Nasal discharge and cool temperatures are protective of the organism so any sneezing will deposit droplets which will remain infective for several days. Transmission is also through the egg, plus carried on the clothes and hands of people tending the birds.

Economic impact

Reduced egg production and reduced weight gain in chickens, turkeys, waterfowl and pheasants. Poor welfare.

Treatment

Antibiotic treatment will not completely cure the disease but will reduce the incidence to a tolerably low level. Tylan Soluble is licensed for the treatment of mycoplasma, Baytril Oral should not be used in laying hens.

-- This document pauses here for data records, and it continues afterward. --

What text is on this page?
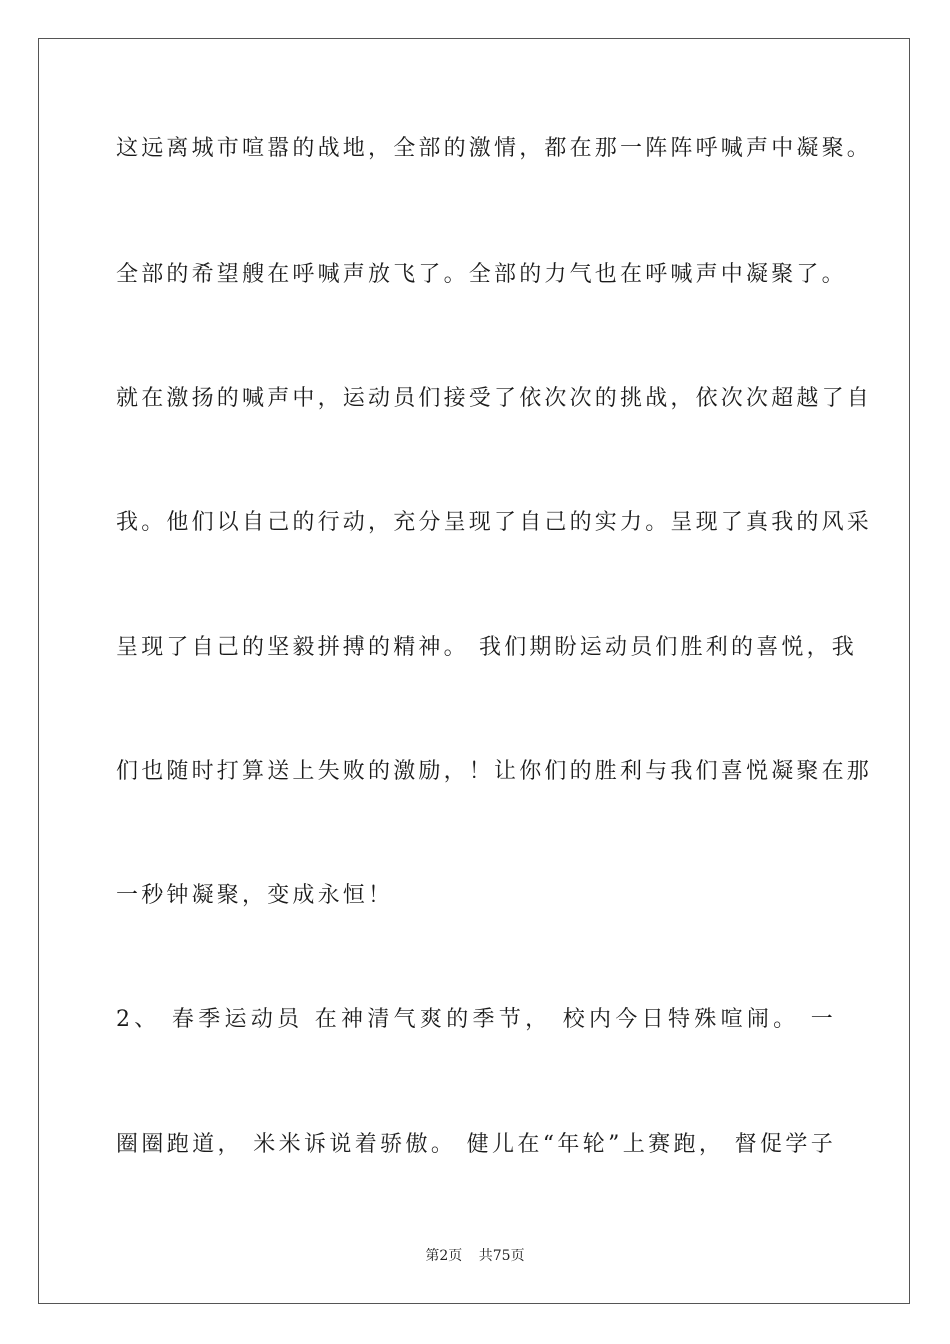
这远离城市喧嚣的战地，全部的激情，都在那一阵阵呼喊声中凝聚。
全部的希望艘在呼喊声放飞了。全部的力气也在呼喊声中凝聚了。
就在激扬的喊声中，运动员们接受了依次次的挑战，依次次超越了自
我。他们以自己的行动，充分呈现了自己的实力。呈现了真我的风采
呈现了自己的坚毅拼搏的精神。 我们期盼运动员们胜利的喜悦，我
们也随时打算送上失败的激励，！让你们的胜利与我们喜悦凝聚在那
一秒钟凝聚，变成永恒！
2、 春季运动员 在神清气爽的季节， 校内今日特殊喧闹。 一
圈圈跑道， 米米诉说着骄傲。 健儿在“年轮”上赛跑， 督促学子
第2页 共75页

Tylan Soluble can be given to new stock in quarantine if mycoplasma had been diagnosed on the premises. With chronically infected birds, if breathing is still noisy after treatment, the bird must be culled as the organism will be too deeply entrenched within the airsacs and hollow bones to be removed, the bird remaining a carrier which will infect others.

Prevention

  • Keep stressors to a minimum or if a known stressor such as a show is imminent, give vitamin supplementation. There are several useful products on the market which contain probiotics and/ or vitamins, administered in the water.
  • Use a suitable disinfectant for both huts and equipment such as Virkon or F10.
  • Keep dust and ammonia levels low. Ammonia paralyses the small hairs which act like an escalator to move normal mucus up the trachea before being swallowed. Pathogens love mucus.
  • Feed high quality commercial food for the stage of growth and the species of the bird.
  • Monitor weather changes and take steps to minimise any effects.
  • When attending to the stock, begin with the youngest at the start of the day (i.e with clean clothes),
  • Quarantine new stock for 2-3 weeks, treat with Tylan Soluble as soon as the birds are obtained if there has been mycoplasma in your flock.
  • Do not buy from auctions.
  • If adult stock are kept symptom free the risk of passing mycoplasma on through the egg is reduced.
  • If young stock happen to be exposed to a mild bout of mycoplasma they will acquire a certain amount of immunity as long as there are no other pathogens (such as E.coli) present.
  • Biosecurity

Vaccination

There is a mycoplasma vaccine marketed by MSD but it is recommended not to use it in breeding chickens. This appears to be because the manufacturers do not know how long the vaccine is effective.